Di Spanyol Islam sempat bersentuhan dengan filsafat dan akhirnya lenyap terdepak ke Timur. Apa dampak ikutan dari pola sejarah semacam itu?
Dampaknya adalah cara agama ditafsirkan dan bekerja memengaruhi laju peradaban.
Tapi sesungguhnya, persaingan Barat vs Timur terjadi sudah sejak zaman “kuno jauh”, yakni, persaingan antara Athena vs Yerusalem.
Athena di Yunani melahirkan banyak filosof. Sementara Yerusalem di Palestina melahirkan para Nabi. Yang disebut pertama sepenuhnya akal dan yang disebut kedua didominasi Kitab Suci atau wahyu. Ketika Judeo-Kristen berkembang di Barat (Yunani-Romawi), penafsiran Kitab Suci dilakukan secara hibrida.
Menurut Ernest Renan, sistem hukumnya mengikuti romawi dan sistem teologinya sepenuhnya Yunani.

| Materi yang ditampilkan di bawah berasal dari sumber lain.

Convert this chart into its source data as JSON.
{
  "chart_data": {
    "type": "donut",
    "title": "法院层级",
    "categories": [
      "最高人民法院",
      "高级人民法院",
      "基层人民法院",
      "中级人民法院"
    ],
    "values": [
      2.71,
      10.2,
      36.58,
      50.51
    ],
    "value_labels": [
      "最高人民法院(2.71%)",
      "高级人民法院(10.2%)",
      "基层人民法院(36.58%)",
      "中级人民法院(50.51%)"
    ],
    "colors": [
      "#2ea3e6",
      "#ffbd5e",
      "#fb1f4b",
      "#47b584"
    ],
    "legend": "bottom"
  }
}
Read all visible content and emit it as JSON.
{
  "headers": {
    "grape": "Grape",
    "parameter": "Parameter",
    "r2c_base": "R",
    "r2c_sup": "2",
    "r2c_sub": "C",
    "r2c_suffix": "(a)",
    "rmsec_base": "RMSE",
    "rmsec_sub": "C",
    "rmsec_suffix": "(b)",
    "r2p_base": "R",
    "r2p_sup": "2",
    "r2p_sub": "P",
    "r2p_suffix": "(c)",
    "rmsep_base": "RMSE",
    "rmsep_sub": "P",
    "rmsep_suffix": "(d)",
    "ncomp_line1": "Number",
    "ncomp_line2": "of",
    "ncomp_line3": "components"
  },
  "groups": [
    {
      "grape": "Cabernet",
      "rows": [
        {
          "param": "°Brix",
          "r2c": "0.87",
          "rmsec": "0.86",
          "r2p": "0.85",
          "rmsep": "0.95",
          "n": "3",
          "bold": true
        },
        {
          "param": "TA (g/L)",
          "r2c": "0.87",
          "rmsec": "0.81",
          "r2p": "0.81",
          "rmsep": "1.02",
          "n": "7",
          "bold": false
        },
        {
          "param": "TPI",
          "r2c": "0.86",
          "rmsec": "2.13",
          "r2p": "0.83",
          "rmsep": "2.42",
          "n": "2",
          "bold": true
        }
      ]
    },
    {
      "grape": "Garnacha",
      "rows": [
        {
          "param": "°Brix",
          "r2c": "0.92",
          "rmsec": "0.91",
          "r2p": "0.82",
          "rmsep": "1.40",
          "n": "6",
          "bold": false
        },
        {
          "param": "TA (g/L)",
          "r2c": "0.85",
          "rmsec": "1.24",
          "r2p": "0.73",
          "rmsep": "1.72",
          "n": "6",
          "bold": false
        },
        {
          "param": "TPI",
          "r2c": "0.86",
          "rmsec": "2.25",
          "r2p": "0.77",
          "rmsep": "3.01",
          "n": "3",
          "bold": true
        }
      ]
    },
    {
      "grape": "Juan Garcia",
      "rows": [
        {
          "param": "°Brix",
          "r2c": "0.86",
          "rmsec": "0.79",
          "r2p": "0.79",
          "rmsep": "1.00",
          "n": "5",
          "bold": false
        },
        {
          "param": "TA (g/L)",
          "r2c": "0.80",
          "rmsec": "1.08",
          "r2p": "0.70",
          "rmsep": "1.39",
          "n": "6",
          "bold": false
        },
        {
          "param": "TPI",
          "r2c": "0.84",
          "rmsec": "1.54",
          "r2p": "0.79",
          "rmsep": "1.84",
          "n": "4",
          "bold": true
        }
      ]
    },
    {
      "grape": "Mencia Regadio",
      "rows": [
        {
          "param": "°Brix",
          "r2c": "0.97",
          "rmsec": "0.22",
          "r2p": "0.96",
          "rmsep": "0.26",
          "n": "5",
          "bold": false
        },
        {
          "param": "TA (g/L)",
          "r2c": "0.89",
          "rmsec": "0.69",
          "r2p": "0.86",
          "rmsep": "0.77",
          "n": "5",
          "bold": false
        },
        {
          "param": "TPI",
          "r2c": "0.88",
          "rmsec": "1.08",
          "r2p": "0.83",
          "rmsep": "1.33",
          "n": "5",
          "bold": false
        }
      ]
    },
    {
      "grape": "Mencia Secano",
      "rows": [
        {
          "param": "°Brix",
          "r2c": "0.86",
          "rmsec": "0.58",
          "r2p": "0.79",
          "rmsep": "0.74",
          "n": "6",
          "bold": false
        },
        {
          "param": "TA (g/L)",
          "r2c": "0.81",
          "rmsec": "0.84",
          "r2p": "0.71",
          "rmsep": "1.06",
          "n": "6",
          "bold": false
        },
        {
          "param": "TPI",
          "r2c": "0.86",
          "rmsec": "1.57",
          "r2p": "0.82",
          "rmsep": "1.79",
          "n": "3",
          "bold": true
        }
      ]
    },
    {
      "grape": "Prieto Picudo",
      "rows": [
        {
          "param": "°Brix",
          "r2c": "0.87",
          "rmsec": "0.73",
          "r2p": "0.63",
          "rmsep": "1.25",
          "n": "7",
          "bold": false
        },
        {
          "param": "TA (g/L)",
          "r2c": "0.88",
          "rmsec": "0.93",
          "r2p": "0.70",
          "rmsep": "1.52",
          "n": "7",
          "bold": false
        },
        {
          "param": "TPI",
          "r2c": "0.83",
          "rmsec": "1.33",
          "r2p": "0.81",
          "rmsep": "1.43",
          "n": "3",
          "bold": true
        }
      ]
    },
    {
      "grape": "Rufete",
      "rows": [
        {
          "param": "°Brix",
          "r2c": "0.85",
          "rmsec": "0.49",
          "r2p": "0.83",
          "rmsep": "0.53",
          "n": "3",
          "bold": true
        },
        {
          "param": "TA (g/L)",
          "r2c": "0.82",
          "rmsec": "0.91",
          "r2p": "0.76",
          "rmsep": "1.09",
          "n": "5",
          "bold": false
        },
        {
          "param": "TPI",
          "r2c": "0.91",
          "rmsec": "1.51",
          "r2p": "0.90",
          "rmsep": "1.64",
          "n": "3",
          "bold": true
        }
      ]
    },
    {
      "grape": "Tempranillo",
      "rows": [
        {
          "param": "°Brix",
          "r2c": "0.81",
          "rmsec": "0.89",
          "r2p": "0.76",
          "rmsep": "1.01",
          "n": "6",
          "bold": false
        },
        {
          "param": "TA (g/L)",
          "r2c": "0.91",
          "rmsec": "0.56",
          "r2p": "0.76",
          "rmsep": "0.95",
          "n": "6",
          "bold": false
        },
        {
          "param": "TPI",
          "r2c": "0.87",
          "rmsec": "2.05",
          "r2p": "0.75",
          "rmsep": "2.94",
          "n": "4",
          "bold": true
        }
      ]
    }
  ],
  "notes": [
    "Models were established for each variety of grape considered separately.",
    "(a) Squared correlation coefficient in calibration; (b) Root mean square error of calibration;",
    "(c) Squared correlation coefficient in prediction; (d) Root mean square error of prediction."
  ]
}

Sementara Islam adalah garis kontinum dari Yahudi dan Kristen.
Sampai di sini, ada pertanyaan mengemuka: apakah Islam adalah penerus Ibrahim versi baru?
Seorang tokoh muslim pernah menjelaskan bahwa jika Yahudi adalah versi 2.1 dan Kristen versi 2.2, maka Islam adalah kelanjutan agama Ibrahim versi terbaru yakni 2. 3. Islam adalah penyempurna dan penutup dua agama sebelumnya.
Penjelasan sang tokoh itu tampak masuk akal. Tapi ada kelemahan, misalnya, dengan munculnya pertanyaan: jika ada versi 2.3 maka akan muncul versi 2.4, versi 2.5, dan seterusnya. Bukankah hal itu sangat dimungkinkan?
Saya kira versi-versi baru terjadi dalam bentuk pemikiran, tafsiran, dan pemahaman. Bukan sama sekali baru. Kita menyaksikan saat ini betapa banyak pikiran-pikiran besar di berbagai bidang melalui riset-riset.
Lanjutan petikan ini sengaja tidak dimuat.